Looking back from this year 2015, we find ourselves in a land still rich in resources, but with a troubled history over the last 300-400 years, years in which colonists from elsewhere took control for their own benefit. They mined the earth for diamonds, iron,copper and coal.They farmed the lands, introducing different herd-able animals and exotic fruits and vegetables. They built societies, industries and organisations according to their own backgrounds. They used and abused the “native” population . Much exploitation, and heavy-handed treatment of the local population was the hall-mark of this country. But things change, and by 25 years ago, that old minority colonialist regime was driven to hand over the governance of the country to the majority population.

So how have things moved on from 25 years ago? Firstly, by the power of negotiation and common sense, a new State was conceived, with great legal and constitutional minds hammering out a famous Constitution. Every eligible adult person received the right to vote for representation of their choice. A Bill of Rights covering education, justice, health, movement, property and more was created. In order to rectify disadvantageous situations, laws and regulations promoting the empowerment and advancement of affected persons and classes of persons were developed. The Proportional Representation system was selected for the national parliament, with mixtures of ward-based constituency representation and proportional representation at lower tiers of government. All this suggests that the country should have moved on-wards and upwards since we attained democracy.

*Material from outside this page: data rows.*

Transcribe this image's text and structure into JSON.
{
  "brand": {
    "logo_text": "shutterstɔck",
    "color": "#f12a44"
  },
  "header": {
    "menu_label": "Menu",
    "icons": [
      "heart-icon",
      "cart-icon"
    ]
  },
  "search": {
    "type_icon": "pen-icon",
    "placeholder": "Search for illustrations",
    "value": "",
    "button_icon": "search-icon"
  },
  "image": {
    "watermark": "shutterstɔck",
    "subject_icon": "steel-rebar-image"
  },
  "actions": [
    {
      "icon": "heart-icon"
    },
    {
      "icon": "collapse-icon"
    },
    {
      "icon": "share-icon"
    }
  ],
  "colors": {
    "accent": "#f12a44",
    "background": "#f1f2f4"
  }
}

What we have seen is that the Proportional Representation system has become a tool to enforce loyalty and obedience to the Party, with little or no accountability to the voter. We have seen the Executive branch of government, and particularly the President, deploying loyal party members into positions of influence in various State departments. Other official positions at many levels have been given to friends and family of those in the upper ranks of Government or of the Party. We have seen the police become a brutal force who shoot people far too easily, and in whose ranks hundreds of people with criminal records are employed. We see the consequences of the lack of technical and managerial ability among those deployed to occupy the top offices of the national broadcaster, the national airline, road and rail agencies and the national electricity provider.

The results of lack of accountability has resulted in self-enrichment by connected persons, and failure to serve the people with adequate water, electricity, health, education, employment, housing etc, and has given rise to violent protests. Violence has become a way-of-life in wage negotiations, in competition for members in labour union tussles. This same lack of accountability, combined with factional loyalties has given rise to disruption in State Security, in the National Prosecution  Authority, in the Police.

These things have tainted the image of the nation. They have resulted in disruption and failure of the energy supply, in volatile and violent industrial disputes, in exploitative business ownership habits. The economy is not healthy, investors are putting their money elsewhere, unemployment is staring the youth in the face and crime is spreading.

Is this the better situation that was suppose to come out of the change of regime from minority Nationalist government to majority ANC government? Is the voting citizen content with the direction things are moving? Does the voting citizen see that the country can be better served by a change of government? Is that voter going to do anything about improving things down in the South of Africa? After all, we did have a head start in terms of Man’s history and in the gifts of resources.